When a couple falls in love and gets married, they trigger a change in status that often goes beyond the scope of what they think or expect.  Marriage initiates a financial partnership in which both spouses contribute to the whole rather than the individual, whether or not they so intend.  Regardless of what the people intend, unless they make an explicit and formal agreement otherwise, from the moment of saying their vows, spouses are working for the benefit of their business unit, not for themselves.

Of course when people in love decide to marry, it often seems part of the romance to share finances.  When people decide to divorce, it is often another story.  When clients come to my office, they are often unpleasantly surprised to learn that assets they thought they had protected from divorce are, in fact, part of the “marital pot” and vulnerable to division as part of the divorce.  It is surprisingly easy to inadvertently convert savings or other assets from separate — not distributed between spouses in a divorce — to marital and subject to distribution as part of a divorce (although not necessarily equally).  For example, a single person earning money, investing it and saving for retirement in a 401(k) does so for his or her own benefit up until their wedding day.  That 401(k) is their separate property until they or their employer make the first contribution into it for work performed after the honeymoon.  When that happens in most states, the entire 401(k) changes its nature and becomes an asset of the marriage.
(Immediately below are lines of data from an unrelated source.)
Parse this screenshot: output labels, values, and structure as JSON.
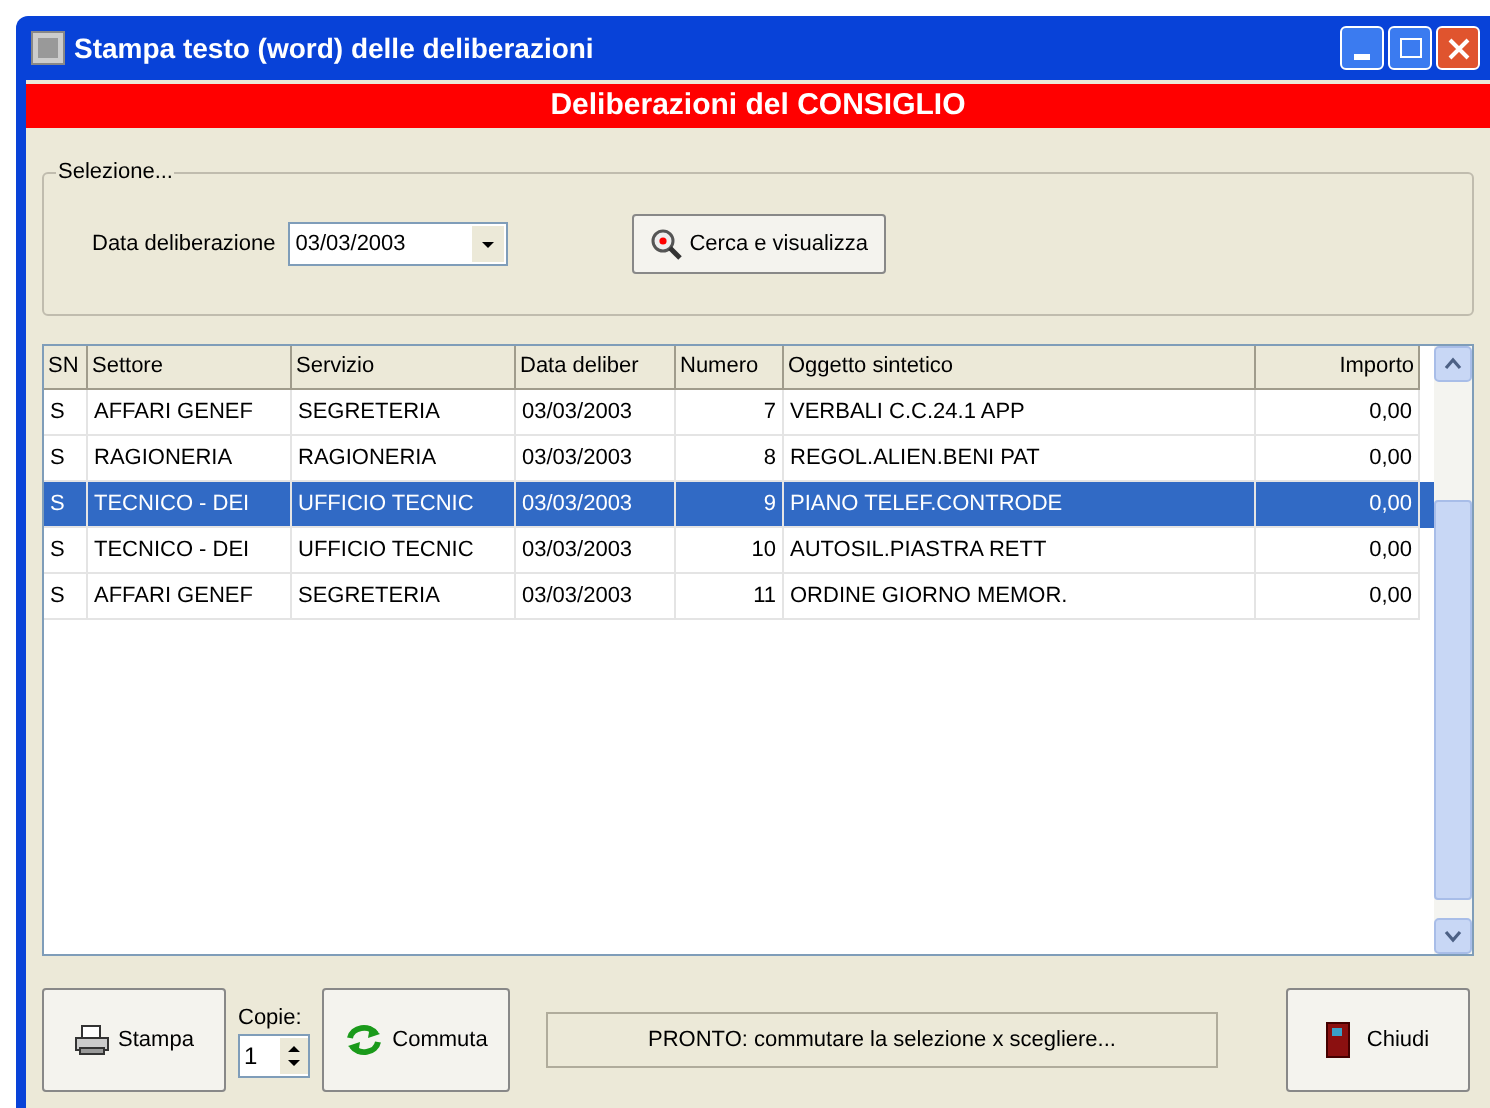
{
  "window": {
    "title": "Stampa testo (word) delle deliberazioni"
  },
  "banner": "Deliberazioni del CONSIGLIO",
  "selection": {
    "legend": "Selezione...",
    "date_label": "Data deliberazione",
    "date_value": "03/03/2003",
    "search_button": "Cerca e visualizza"
  },
  "table": {
    "columns": [
      "SN",
      "Settore",
      "Servizio",
      "Data deliber",
      "Numero",
      "Oggetto sintetico",
      "Importo"
    ],
    "rows": [
      {
        "selected": false,
        "cells": [
          "S",
          "AFFARI GENEF",
          "SEGRETERIA",
          "03/03/2003",
          "7",
          "VERBALI C.C.24.1 APP",
          "0,00"
        ]
      },
      {
        "selected": false,
        "cells": [
          "S",
          "RAGIONERIA",
          "RAGIONERIA",
          "03/03/2003",
          "8",
          "REGOL.ALIEN.BENI PAT",
          "0,00"
        ]
      },
      {
        "selected": true,
        "cells": [
          "S",
          "TECNICO - DEI",
          "UFFICIO TECNIC",
          "03/03/2003",
          "9",
          "PIANO TELEF.CONTRODE",
          "0,00"
        ]
      },
      {
        "selected": false,
        "cells": [
          "S",
          "TECNICO - DEI",
          "UFFICIO TECNIC",
          "03/03/2003",
          "10",
          "AUTOSIL.PIASTRA RETT",
          "0,00"
        ]
      },
      {
        "selected": false,
        "cells": [
          "S",
          "AFFARI GENEF",
          "SEGRETERIA",
          "03/03/2003",
          "11",
          "ORDINE GIORNO MEMOR.",
          "0,00"
        ]
      }
    ]
  },
  "footer": {
    "print_button": "Stampa",
    "copies_label": "Copie:",
    "copies_value": "1",
    "toggle_button": "Commuta",
    "status": "PRONTO: commutare la selezione x scegliere...",
    "close_button": "Chiudi"
  }
}
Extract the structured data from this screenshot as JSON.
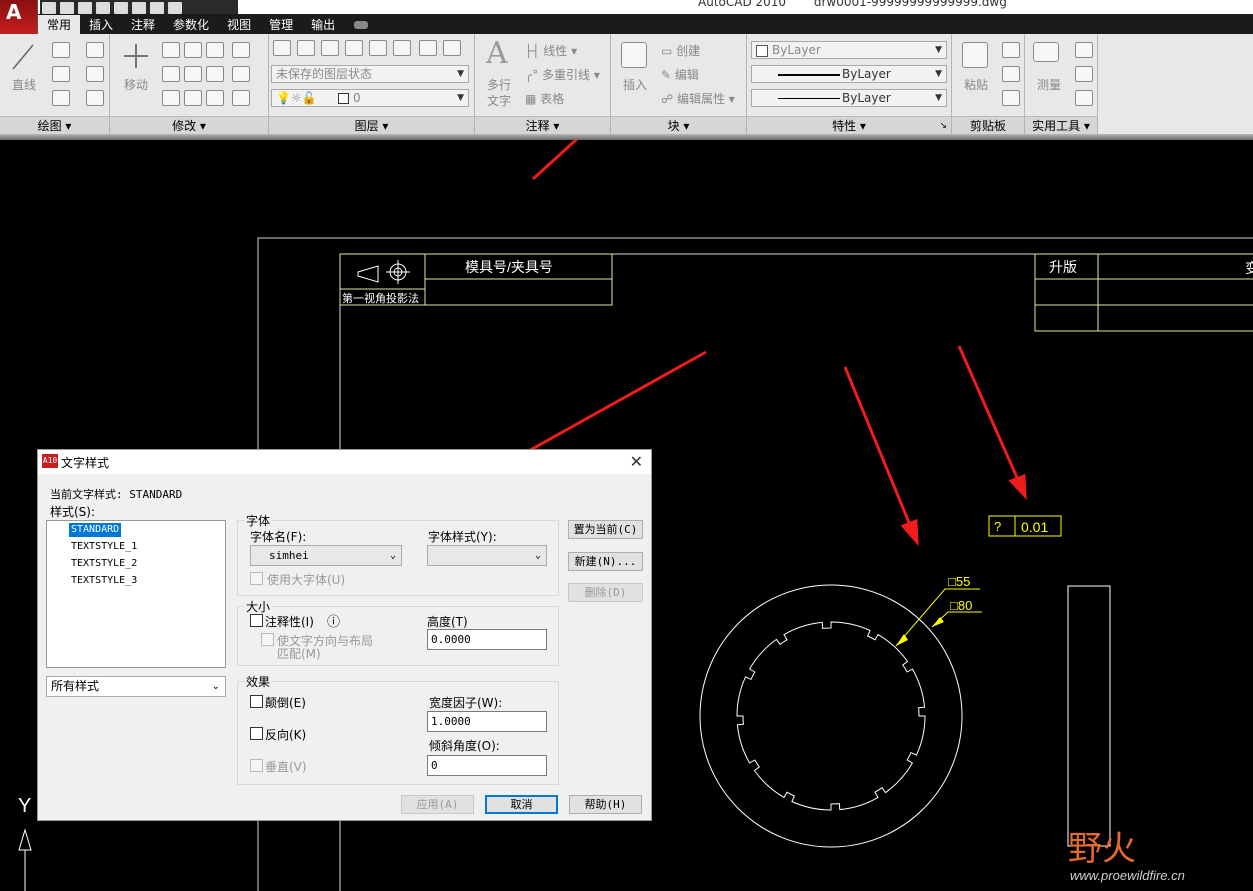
{
  "titlebar": {
    "app": "AutoCAD 2010",
    "file": "drw0001-99999999999999.dwg"
  },
  "tabs": [
    "常用",
    "插入",
    "注释",
    "参数化",
    "视图",
    "管理",
    "输出"
  ],
  "ribbon": {
    "draw": {
      "line": "直线",
      "footer": "绘图 ▾"
    },
    "modify": {
      "move": "移动",
      "footer": "修改 ▾"
    },
    "layer": {
      "state": "未保存的图层状态",
      "current": "0",
      "footer": "图层 ▾"
    },
    "annotation": {
      "mtext": "多行",
      "text": "文字",
      "linear": "线性",
      "mleader": "多重引线",
      "table": "表格",
      "footer": "注释 ▾"
    },
    "block": {
      "insert": "插入",
      "create": "创建",
      "edit": "编辑",
      "attr": "编辑属性",
      "footer": "块 ▾"
    },
    "properties": {
      "color": "ByLayer",
      "linetype": "ByLayer",
      "lineweight": "ByLayer",
      "footer": "特性 ▾",
      "launcher": "↘"
    },
    "clipboard": {
      "paste": "粘贴",
      "footer": "剪贴板"
    },
    "utilities": {
      "measure": "测量",
      "footer": "实用工具 ▾"
    }
  },
  "drawing": {
    "projection": "第一视角投影法",
    "moldno": "模具号/夹具号",
    "rev": "升版",
    "rev_right": "变",
    "tol_sym": "?",
    "tol_val": "0.01",
    "dim1": "□55",
    "dim2": "□80",
    "ucs": "Y",
    "watermark": "野火",
    "watermark_url": "www.proewildfire.cn"
  },
  "dialog": {
    "title": "文字样式",
    "current_label": "当前文字样式: STANDARD",
    "styles_label": "样式(S):",
    "styles": [
      "STANDARD",
      "TEXTSTYLE_1",
      "TEXTSTYLE_2",
      "TEXTSTYLE_3"
    ],
    "filter": "所有样式",
    "font_group": "字体",
    "font_name_label": "字体名(F):",
    "font_name": "simhei",
    "font_style_label": "字体样式(Y):",
    "bigfont": "使用大字体(U)",
    "size_group": "大小",
    "annotative": "注释性(I)",
    "match_orient": "使文字方向与布局",
    "match_orient2": "匹配(M)",
    "height_label": "高度(T)",
    "height": "0.0000",
    "effects_group": "效果",
    "upside": "颠倒(E)",
    "backwards": "反向(K)",
    "vertical": "垂直(V)",
    "width_label": "宽度因子(W):",
    "width": "1.0000",
    "oblique_label": "倾斜角度(O):",
    "oblique": "0",
    "set_current": "置为当前(C)",
    "new": "新建(N)...",
    "delete": "删除(D)",
    "apply": "应用(A)",
    "cancel": "取消",
    "help": "帮助(H)"
  }
}
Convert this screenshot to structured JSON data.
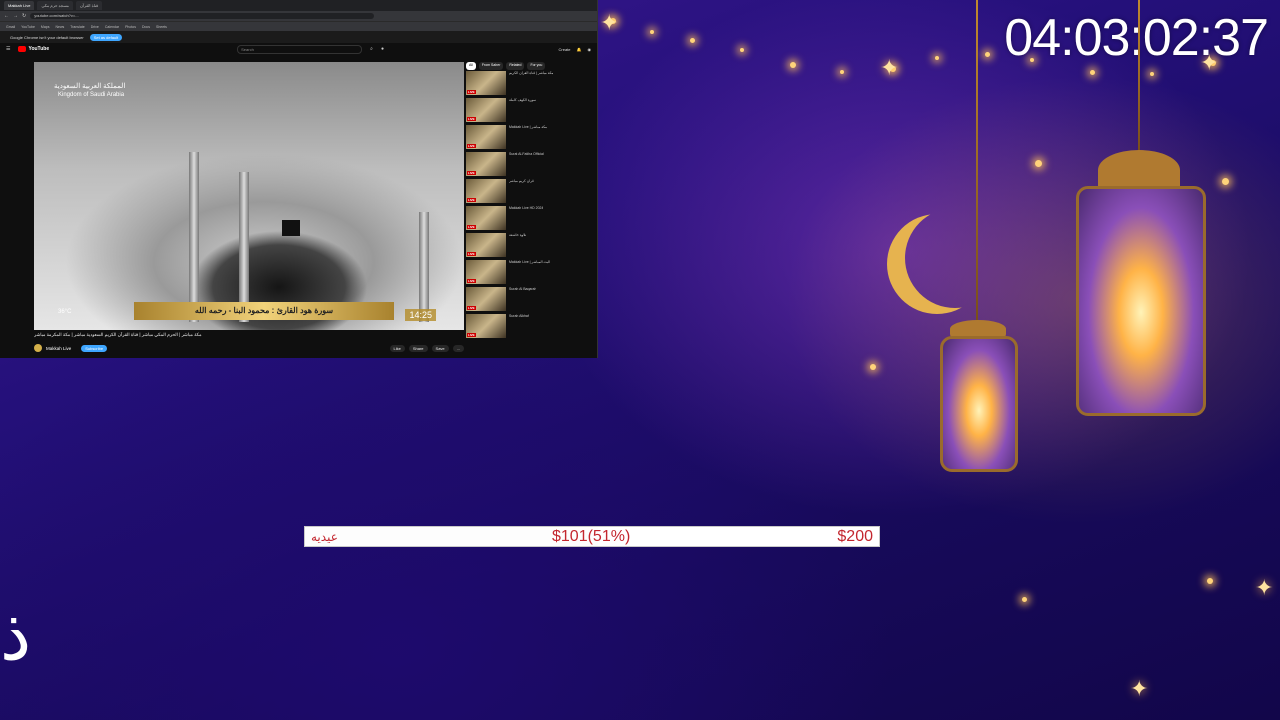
{
  "countdown": "04:03:02:37",
  "browser": {
    "tabs": [
      "Makkah Live",
      "مسجد حرم مكى",
      "قناة القرآن"
    ],
    "url": "youtube.com/watch?v=...",
    "bookmarks": [
      "Gmail",
      "YouTube",
      "Maps",
      "News",
      "Translate",
      "Drive",
      "Calendar",
      "Photos",
      "Docs",
      "Sheets"
    ],
    "notice_text": "Google Chrome isn't your default browser",
    "notice_button": "Set as default",
    "yt_logo": "YouTube",
    "search_placeholder": "Search",
    "create_label": "Create"
  },
  "video": {
    "overlay_ar": "المملكة العربية السعودية",
    "overlay_en": "Kingdom of Saudi Arabia",
    "banner": "سورة هود   القارئ : محمود البنا - رحمه الله",
    "time": "14:25",
    "temp": "36°C",
    "title": "مكة مباشر | الحرم المكي مباشر | قناة القرآن الكريم السعودية مباشر | مكة المكرمة مباشر",
    "channel": "Makkah Live",
    "subscribe": "Subscribe",
    "actions": [
      "Like",
      "Share",
      "Save",
      "..."
    ]
  },
  "sidebar": {
    "chips": [
      "All",
      "From Saher",
      "Related",
      "For you"
    ],
    "items": [
      {
        "text": "مكة مباشر | قناة القرآن الكريم",
        "badge": "LIVE"
      },
      {
        "text": "سورة الكهف كاملة",
        "badge": "LIVE"
      },
      {
        "text": "Makkah Live | مكة مباشر",
        "badge": "LIVE"
      },
      {
        "text": "Surat Al-Fatiha Official",
        "badge": "LIVE"
      },
      {
        "text": "قرآن كريم مباشر",
        "badge": "LIVE"
      },
      {
        "text": "Makkah Live HD 2024",
        "badge": "LIVE"
      },
      {
        "text": "تلاوة خاشعة",
        "badge": "LIVE"
      },
      {
        "text": "Makkah Live | البث المباشر",
        "badge": "LIVE"
      },
      {
        "text": "Surah Al Baqarah",
        "badge": "LIVE"
      },
      {
        "text": "Surah Alkhaf",
        "badge": "LIVE"
      }
    ]
  },
  "goal": {
    "name": "عيديه",
    "current": "$101(51%)",
    "target": "$200",
    "progress": 0.51,
    "accent": "#c3262e"
  },
  "bottom_letter": "ذ"
}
The implication of many decisions made as a couple can also be a surprise for people newly contemplating divorce whether or not these decisions were explicit or implicit.  Some of these decisions could be:

  • Who worked and how much was earned
  • What were the lifestyle choices
  • Who made investment decisions
  • How title to the marital residence is held
  • How was credit managed

Finally, I wish people learned in high school that although marriage might be about romance (at least in part), divorce is not.  For decades the trend in divorce law has been toward “no fault” divorce.  This means that the “law” will be less sensitive to the foibles of the relationship, including extra-marital relationships, disagreements over money and other disputes than a couple might expect or one of them might want.  Divorce courts are not interested in the breakdown of the romance and decidedly focused on unwinding the business end of the relationship.   Divorce courts are not likely to deliver a reprimand, financial or otherwise, for broken hearts or other betrayals of the love relationship.